If I had a dollar for everyone who told me that goose legs were inedible, I’d be able to buy a new truck. It just isn’t so, as this Spanish goose recipe will show you.
Now keep in mind I am not necessarily asking you to pluck lots of geese here: This recipe works great with skinned legs from snow geese, which is what I used, or Canada geese. You really ought to pluck any specklebelly geese you get, however, and make goose confit with them.
Getting at the legs is simple. Skin the breast as you normally would, and just yank the skin back toward the vent. You’ll expose the legs. Pop them back against the ball-and-socket joint and cut them free. Easy-peasy.
Once you have them, this recipe is a breeze. Could you do it with breast meat? I guess, but the texture will be all wrong.
I am indebted once again to the late, great Penelope Casas for this recipe, which she did with lamb. You can find her version in her excellent book The Foods and Wines of Spain. Hers is called cochifrito, essentially potted lamb with lemon.
What this is is a “dry” stew, where the “stew” really because a sauce. You slow cook the goose legs with olive oil or duck fat, lots of garlic, lemon juice and sherry. I add slices of preserved lemon to the party, which add a lot, but aren’t essential. You can just use slices of regular lemon peel.
Served with crusty bread or rice, it is an intensely bright, meaty dish you’ll find yourself eating more of than you’d ever thought. Holly and I ate six snow goose legs in two sittings.

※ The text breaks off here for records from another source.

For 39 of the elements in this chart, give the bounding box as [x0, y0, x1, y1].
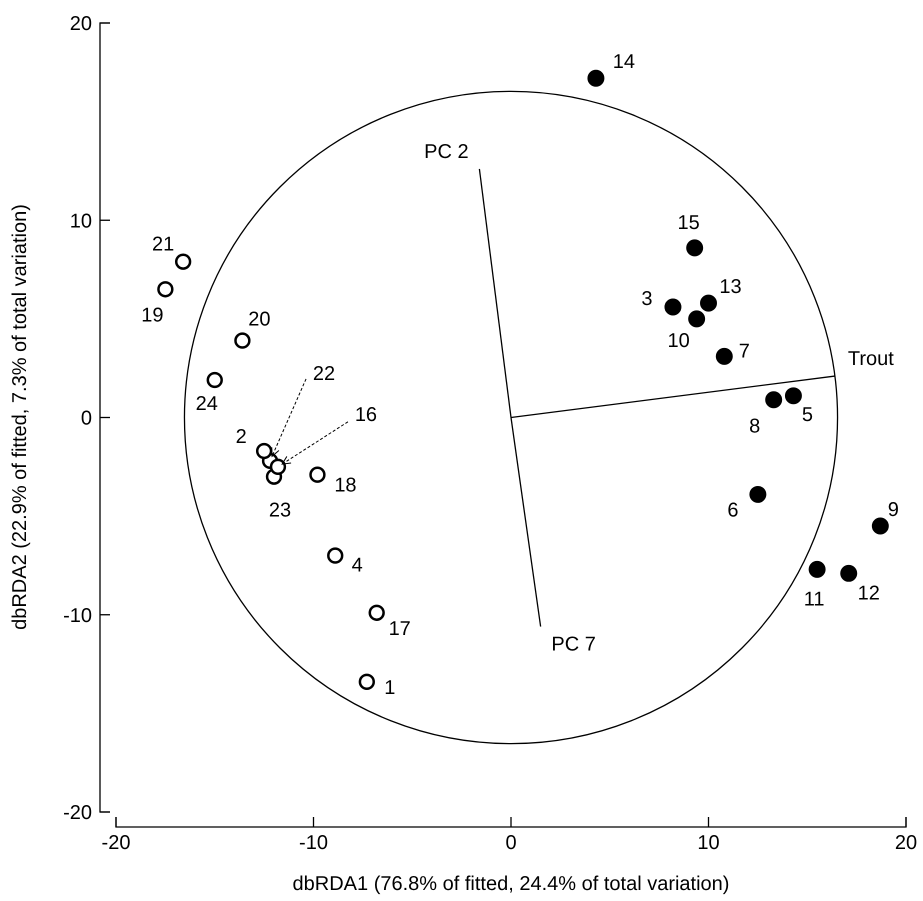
annotation: 13: [719, 276, 742, 298]
annotation: 17: [388, 618, 411, 640]
annotation: 8: [749, 416, 760, 438]
annotation: 22: [312, 362, 336, 385]
annotation: PC 7: [551, 634, 596, 656]
annotation: 5: [802, 404, 813, 426]
x-axis-title: dbRDA1 (76.8% of fitted, 24.4% of total variation): [292, 873, 730, 895]
x-tick-label: 20: [894, 832, 918, 854]
x-tick-label: 10: [697, 832, 720, 854]
annotation: PC 2: [424, 140, 469, 163]
annotation: 18: [334, 474, 357, 497]
annotation: 16: [354, 404, 378, 426]
annotation: 3: [641, 288, 653, 310]
x-tick-label: -20: [102, 832, 130, 854]
annotation: 1: [384, 676, 396, 699]
annotation: 23: [268, 500, 292, 522]
annotation: 20: [248, 308, 271, 331]
annotation: 10: [668, 330, 690, 352]
y-tick-label: -10: [63, 604, 92, 627]
annotation: 21: [152, 234, 174, 256]
annotation: 9: [888, 498, 899, 521]
annotation: 2: [236, 426, 247, 448]
y-tick-label: 10: [70, 210, 92, 232]
y-tick-label: -20: [63, 802, 92, 824]
y-tick-label: 0: [80, 408, 92, 430]
y-tick-label: 20: [70, 13, 92, 35]
annotation: 19: [141, 304, 164, 326]
annotation: 15: [678, 212, 700, 234]
annotation: 6: [727, 499, 738, 522]
annotation: 14: [612, 51, 636, 74]
annotation: Trout: [848, 348, 894, 370]
annotation: 7: [738, 340, 750, 362]
annotation: 24: [196, 393, 218, 416]
annotation: 4: [352, 554, 363, 577]
annotation: 11: [804, 588, 825, 610]
x-tick-label: -10: [299, 832, 328, 854]
y-axis-title: dbRDA2 (22.9% of fitted, 7.3% of total variation): [9, 204, 31, 630]
x-tick-label: 0: [505, 832, 517, 854]
annotation: 12: [858, 582, 880, 604]
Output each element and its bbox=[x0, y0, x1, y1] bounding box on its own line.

I make this recipe in a Dutch oven because I can monitor the amount of sauce in the pot. You could make this in a slow cooker, too, but you’ll need to check on it from time to time, just as with the stovetop version.
Penelope Casas' original version of this recipe uses lamb, but any red meat will work. Try this with goose, duck, venison shoulder or neck, or hell, even light meats like turkey legs. Once made, this will keep in the fridge a week, and it can be frozen.
- 3 tablespoons duck fat or olive oil
- 6 to 8 goose legs
- 2 heads garlic, cloves peeled but whole
- 1/2 cup lemon juice, freshly squeezed
- 1/2 cup chicken, duck or goose broth
- 1/2 cup dry sherry
- Black pepper to taste
- 4 to 6 green onions, sliced thin
- 1 peel from a preserved or fresh lemon, sliced thin
Heat the duck fat in a Dutch oven over medium high heat and brown the goose legs. Salt them as they cook.
Add the remaining ingredients except for the black pepper, green onions and preserved lemon, stir to combine and bring to a simmer. Cover the pot and cook over very low heat until the meat wants to fall off the bones of the geese, about 2 1/2 hours. Keep an eye on it, and add more broth if needed
When the meat is ready, fish it out and strip it off the bones. Return the meat to the pot and add the black pepper and preserved lemon. Cook the sauce down until it thickens a bit.
Serve garnished with the green onions alongside bread or rice.
Good ingredients matter. It makes a big difference if you use good garlic, fresh lemon juice, good olive oil and freshly ground black pepper. The sherry matters, too. Use something you'd drink.